Entos, Inc., Los Angeles, CA 90027.
Proc Natl Acad Sci U S A. 2022 Aug 2;119(31):e2205221119. doi: 10.1073/pnas.2205221119. Epub 2022 Jul 28.
Predicting electronic energies, densities, and related chemical properties can facilitate the discovery of novel catalysts, medicines, and battery materials. However, existing machine learning techniques are challenged by the scarcity of training data when exploring unknown chemical spaces. We overcome this barrier by systematically incorporating knowledge of molecular electronic structure into deep learning. By developing a physics-inspired equivariant neural network, we introduce a method to learn molecular representations based on the electronic interactions among atomic orbitals. Our method, OrbNet-Equi, leverages efficient tight-binding simulations and learned mappings to recover high-fidelity physical quantities. OrbNet-Equi accurately models a wide spectrum of target properties while being several orders of magnitude faster than density functional theory. Despite only using training samples collected from readily available small-molecule libraries, OrbNet-Equi outperforms traditional semiempirical and machine learning-based methods on comprehensive downstream benchmarks that encompass diverse main-group chemical processes. Our method also describes interactions in challenging charge-transfer complexes and open-shell systems. We anticipate that the strategy presented here will help to expand opportunities for studies in chemistry and materials science, where the acquisition of experimental or reference training data is costly.

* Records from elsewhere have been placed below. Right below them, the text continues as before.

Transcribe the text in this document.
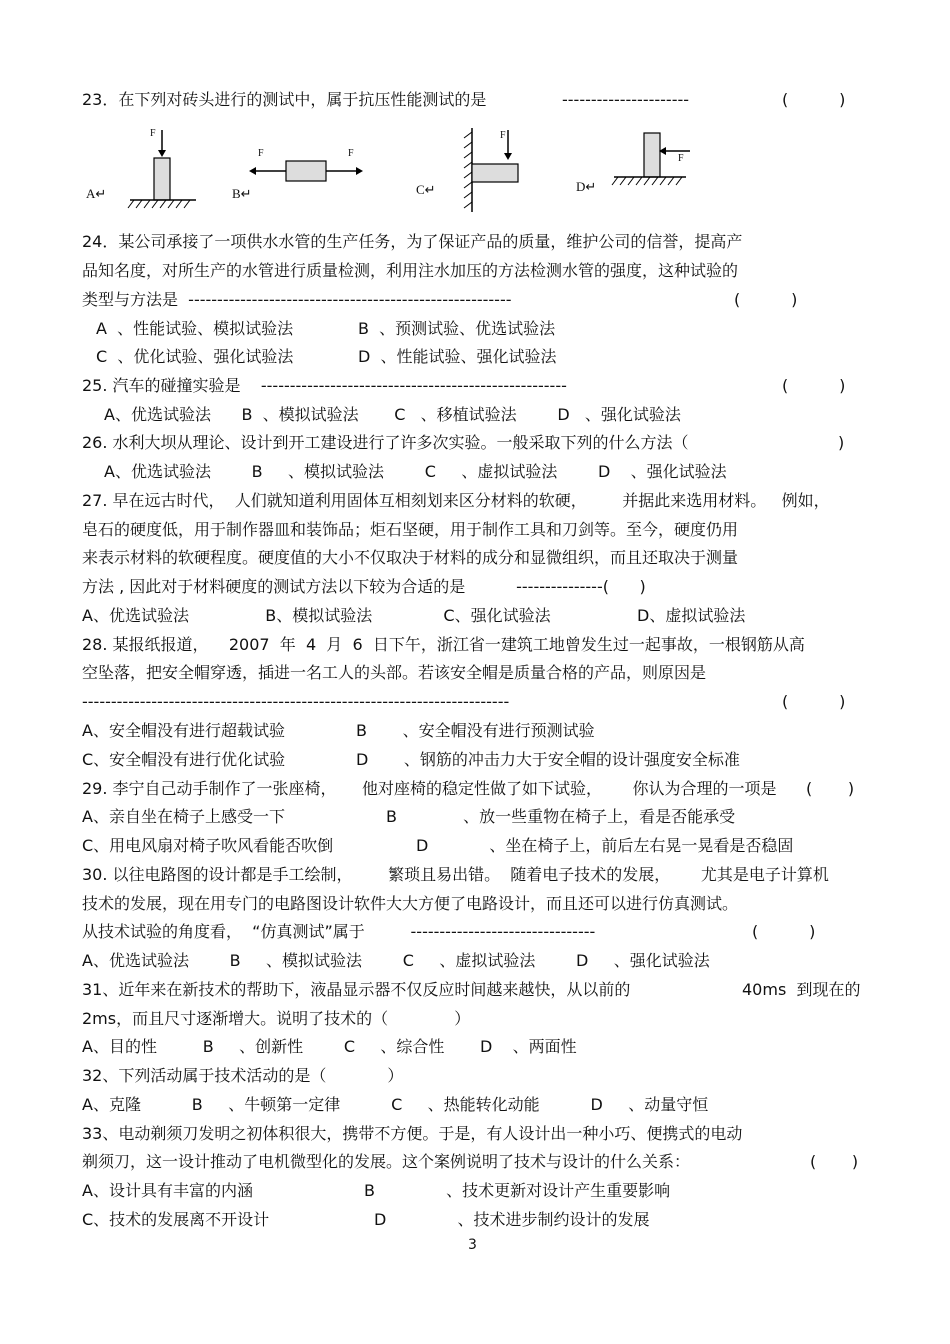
23．在下列对砖头进行的测试中，属于抗压性能测试的是	----------------------	(          )
A↵
F
B↵
F	F
C↵
F
D↵
F
24．某公司承接了一项供水水管的生产任务，为了保证产品的质量，维护公司的信誉，提高产
品知名度，对所生产的水管进行质量检测，利用注水加压的方法检测水管的强度，这种试验的
类型与方法是  --------------------------------------------------------	(          )
A  、性能试验、模拟试验法	B  、预测试验、优选试验法
C  、优化试验、强化试验法	D  、性能试验、强化试验法
25. 汽车的碰撞实验是    -----------------------------------------------------	(          )
A、优选试验法      B  、模拟试验法       C   、移植试验法        D   、强化试验法
26. 水利大坝从理论、设计到开工建设进行了许多次实验。一般采取下列的什么方法（	)
A、优选试验法        B     、模拟试验法        C     、虚拟试验法        D    、强化试验法
27. 早在远古时代，  人们就知道利用固体互相刻划来区分材料的软硬，       并据此来选用材料。   例如，
皂石的硬度低，用于制作器皿和装饰品；炬石坚硬，用于制作工具和刀剑等。至今，硬度仍用
来表示材料的软硬程度。硬度值的大小不仅取决于材料的成分和显微组织，而且还取决于测量
方法 , 因此对于材料硬度的测试方法以下较为合适的是          ---------------(      )
A、优选试验法               B、模拟试验法              C、强化试验法                 D、虚拟试验法
28. 某报纸报道，    2007  年  4  月  6  日下午，浙江省一建筑工地曾发生过一起事故，一根钢筋从高
空坠落，把安全帽穿透，插进一名工人的头部。若该安全帽是质量合格的产品，则原因是
--------------------------------------------------------------------------	(          )
A、安全帽没有进行超载试验	B       、安全帽没有进行预测试验
C、安全帽没有进行优化试验	D       、钢筋的冲击力大于安全帽的设计强度安全标准
29. 李宁自己动手制作了一张座椅，     他对座椅的稳定性做了如下试验，      你认为合理的一项是 (       )
A、亲自坐在椅子上感受一下	B             、放一些重物在椅子上，看是否能承受
C、用电风扇对椅子吹风看能否吹倒	D            、坐在椅子上，前后左右晃一晃看是否稳固
30. 以往电路图的设计都是手工绘制，       繁琐且易出错。  随着电子技术的发展，      尤其是电子计算机
技术的发展，现在用专门的电路图设计软件大大方便了电路设计，而且还可以进行仿真测试。
从技术试验的角度看，  “仿真测试”属于         --------------------------------	(          )
A、优选试验法        B     、模拟试验法        C     、虚拟试验法        D     、强化试验法
31、近年来在新技术的帮助下，液晶显示器不仅反应时间越来越快，从以前的	40ms  到现在的
2ms，而且尺寸逐渐增大。说明了技术的（             ）
A、目的性         B     、创新性        C     、综合性       D    、两面性
32、下列活动属于技术活动的是（            ）
A、克隆          B     、牛顿第一定律          C     、热能转化动能          D     、动量守恒
33、电动剃须刀发明之初体积很大，携带不方便。于是，有人设计出一种小巧、便携式的电动
剃须刀，这一设计推动了电机微型化的发展。这个案例说明了技术与设计的什么关系：	(       )
A、设计具有丰富的内涵	B              、技术更新对设计产生重要影响
C、技术的发展离不开设计	D              、技术进步制约设计的发展
3
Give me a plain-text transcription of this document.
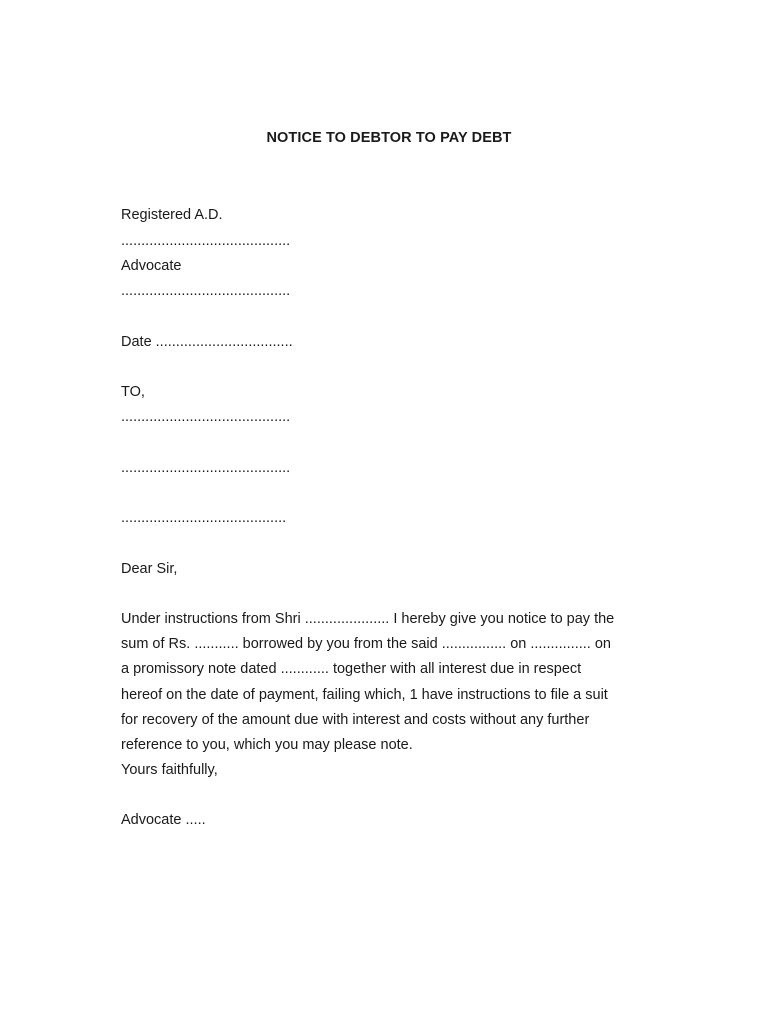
NOTICE TO DEBTOR TO PAY DEBT
Registered A.D.
..........................................
Advocate
..........................................
Date ..................................
TO,
..........................................
..........................................
.........................................
Dear Sir,
Under instructions from Shri ..................... I hereby give you notice to pay the
sum of Rs. ........... borrowed by you from the said ................ on ............... on
a promissory note dated ............ together with all interest due in respect
hereof on the date of payment, failing which, 1 have instructions to file a suit
for recovery of the amount due with interest and costs without any further
reference to you, which you may please note.
Yours faithfully,
Advocate .....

预测电子能量、密度和相关化学性质可以促进新型催化剂、药物和电池材料的发现。然而,当探索未知化学空间时,现有的机器学习技术受到训练数据稀缺的挑战。我们通过系统地将分子电子结构知识纳入深度学习来克服这一障碍。通过开发一种受物理启发的等变神经网络,我们引入了一种基于原子轨道间电子相互作用学习分子表示的方法。我们的方法 OrbNet-Equi 利用高效的紧束缚模拟和学习映射来恢复高保真的物理量。OrbNet-Equi 可以准确地模拟广泛的目标性质,同时速度比密度泛函理论快几个数量级。尽管仅使用从小分子库中收集的训练样本,但 OrbNet-Equi 在涵盖多种主族化学过程的全面下游基准测试中优于传统的半经验和基于机器学习的方法。我们的方法还描述了具有挑战性的电荷转移配合物和开壳系统中的相互作用。我们预计,这里提出的策略将有助于扩大化学和材料科学领域的研究机会,在这些领域中,获取实验或参考训练数据的成本很高。